Which is why the real action in Rio likely won’t be in the sterile negotiating halls, but in the warehouses, cafes, and other activist spaces scattered around the city. Just like in Montreal (and the UN summits following it), organizers from around the world are coming to Rio to meet, strategize, and discuss how to strengthen the global climate movement.

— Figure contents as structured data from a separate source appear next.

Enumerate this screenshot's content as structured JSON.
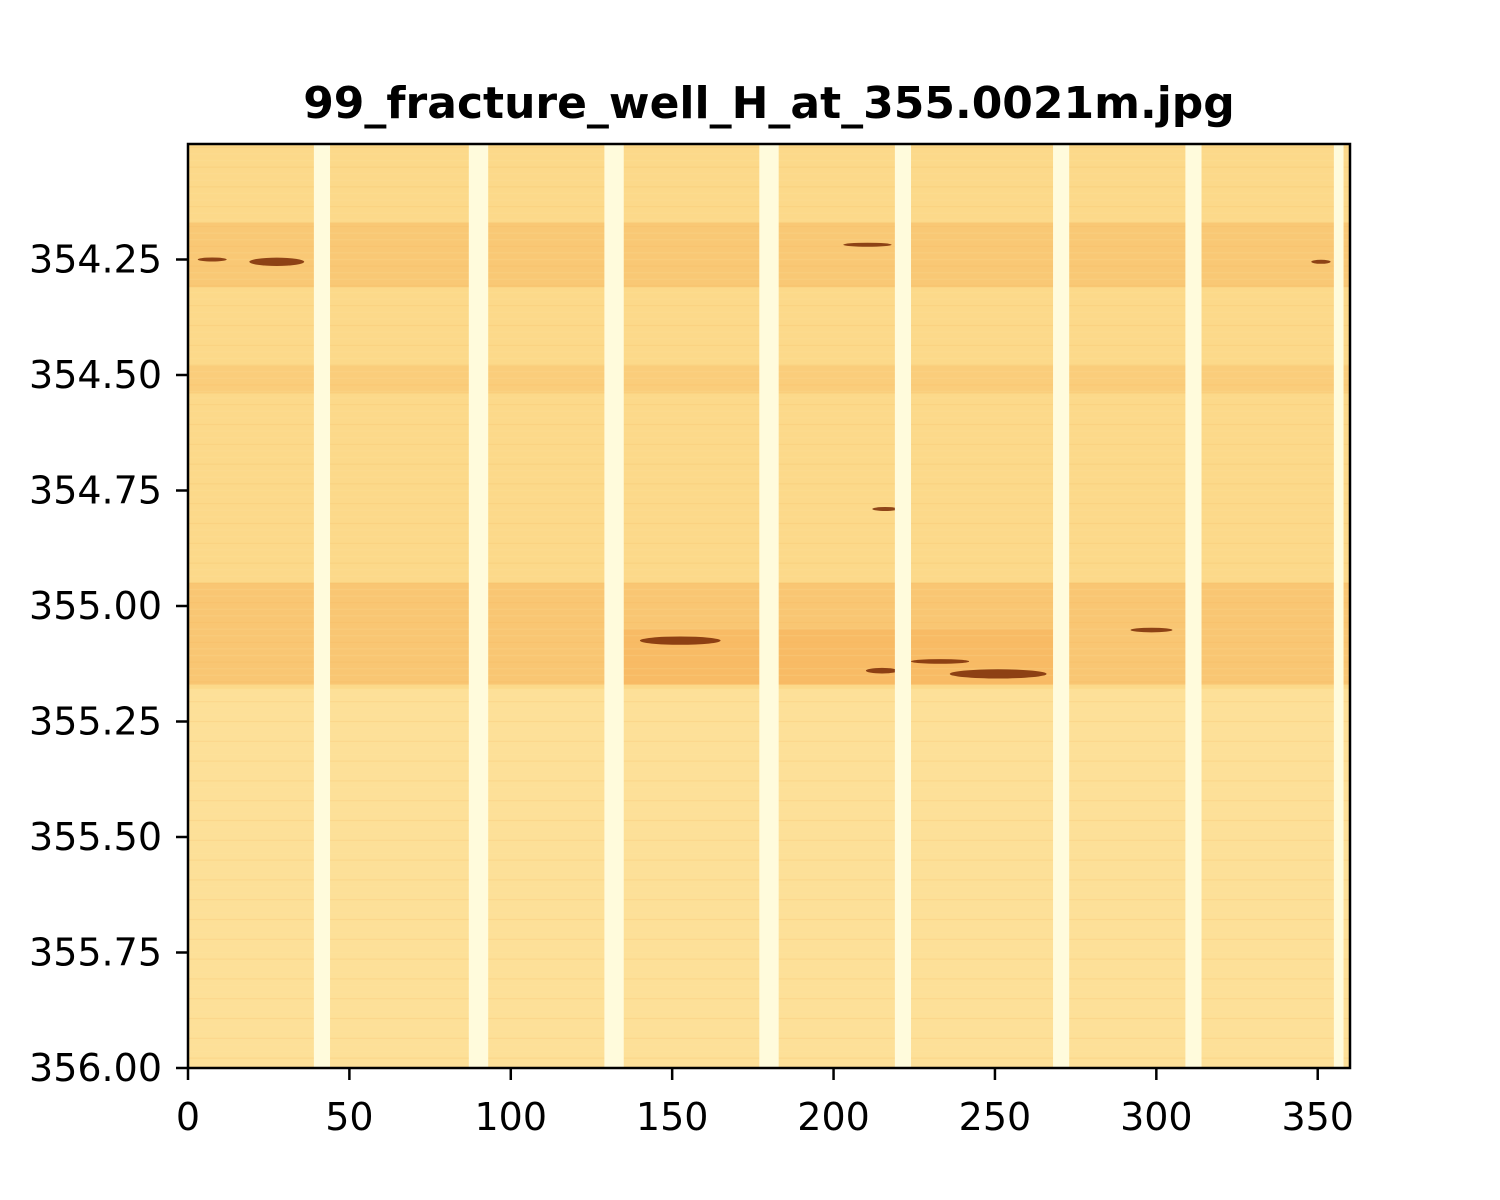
{
  "chart_data": {
    "type": "heatmap",
    "title": "99_fracture_well_H_at_355.0021m.jpg",
    "xlabel": "",
    "ylabel": "",
    "xlim": [
      0,
      360
    ],
    "ylim": [
      356.0,
      354.0
    ],
    "x_ticks": [
      0,
      50,
      100,
      150,
      200,
      250,
      300,
      350
    ],
    "x_tick_labels": [
      "0",
      "50",
      "100",
      "150",
      "200",
      "250",
      "300",
      "350"
    ],
    "y_ticks": [
      354.25,
      354.5,
      354.75,
      355.0,
      355.25,
      355.5,
      355.75,
      356.0
    ],
    "y_tick_labels": [
      "354.25",
      "354.50",
      "354.75",
      "355.00",
      "355.25",
      "355.50",
      "355.75",
      "356.00"
    ],
    "grid": false,
    "colormap": "YlOrBr",
    "colors": {
      "background": "#fcd98a",
      "light": "#fde6a4",
      "gap": "#fffbdc",
      "medium": "#f6b45b",
      "dark": "#7a2a05"
    },
    "pad_gaps": [
      {
        "x0": 39,
        "x1": 44
      },
      {
        "x0": 87,
        "x1": 93
      },
      {
        "x0": 129,
        "x1": 135
      },
      {
        "x0": 177,
        "x1": 183
      },
      {
        "x0": 219,
        "x1": 224
      },
      {
        "x0": 268,
        "x1": 273
      },
      {
        "x0": 309,
        "x1": 314
      },
      {
        "x0": 355,
        "x1": 358
      }
    ],
    "bands": [
      {
        "x0": 0,
        "x1": 360,
        "y0": 354.17,
        "y1": 354.31,
        "tone": "medium",
        "opacity": 0.45
      },
      {
        "x0": 0,
        "x1": 360,
        "y0": 354.48,
        "y1": 354.54,
        "tone": "medium",
        "opacity": 0.3
      },
      {
        "x0": 0,
        "x1": 360,
        "y0": 354.95,
        "y1": 355.17,
        "tone": "medium",
        "opacity": 0.5
      },
      {
        "x0": 130,
        "x1": 270,
        "y0": 355.05,
        "y1": 355.17,
        "tone": "medium",
        "opacity": 0.6
      },
      {
        "x0": 0,
        "x1": 360,
        "y0": 355.18,
        "y1": 356.0,
        "tone": "light",
        "opacity": 0.55
      }
    ],
    "fracture_marks": [
      {
        "x0": 3,
        "x1": 12,
        "y": 354.25,
        "thickness": 0.008
      },
      {
        "x0": 19,
        "x1": 36,
        "y": 354.255,
        "thickness": 0.018
      },
      {
        "x0": 203,
        "x1": 218,
        "y": 354.218,
        "thickness": 0.008
      },
      {
        "x0": 348,
        "x1": 354,
        "y": 354.255,
        "thickness": 0.008
      },
      {
        "x0": 140,
        "x1": 165,
        "y": 355.075,
        "thickness": 0.018
      },
      {
        "x0": 210,
        "x1": 220,
        "y": 355.14,
        "thickness": 0.012
      },
      {
        "x0": 224,
        "x1": 242,
        "y": 355.12,
        "thickness": 0.01
      },
      {
        "x0": 236,
        "x1": 266,
        "y": 355.147,
        "thickness": 0.02
      },
      {
        "x0": 292,
        "x1": 305,
        "y": 355.052,
        "thickness": 0.01
      },
      {
        "x0": 212,
        "x1": 220,
        "y": 354.79,
        "thickness": 0.005
      }
    ]
  }
}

In these spaces, you can find some sparks of hope. The revolutions and occupations of the last year have given environmental activists a new sense of possibility. Those of us coming down from the United States will be swapping stories about stopping the Keystone XL pipeline with activists resisting Chevron in Nigeria and indigenous organizers fighting deforestation in the Amazon. There is an Occupy Rio+20 already underway and an entire “People’s Summit” running parallel to the official talks.

While these meetings are unlikely to produce any 80-page proclamations, the outcomes are more important. After all, the biggest barrier to climate progress over the last decade has been a lack of political pressure. While policy wonks continue to produce new reports on “mitigation and adaptation measures,” it’s up to the rest of us to figure out how to build the climate movement into a force that can break that political barrier down.

It’s a hell of a challenge, but I think it’s possible. For the next ten days I’ll be at the Rio+20 Earth Summit searching for the ambitious campaigns, the innovative technologies, and the new leaders that can help take our growing movement forward. Those sleepless nights on the warehouse floor in Montreal gave me a few ideas of where to start looking. In places like Rio, change moves from the outside in.

Jamie Henn is a co-founder of 350.org and the organization’s communications director.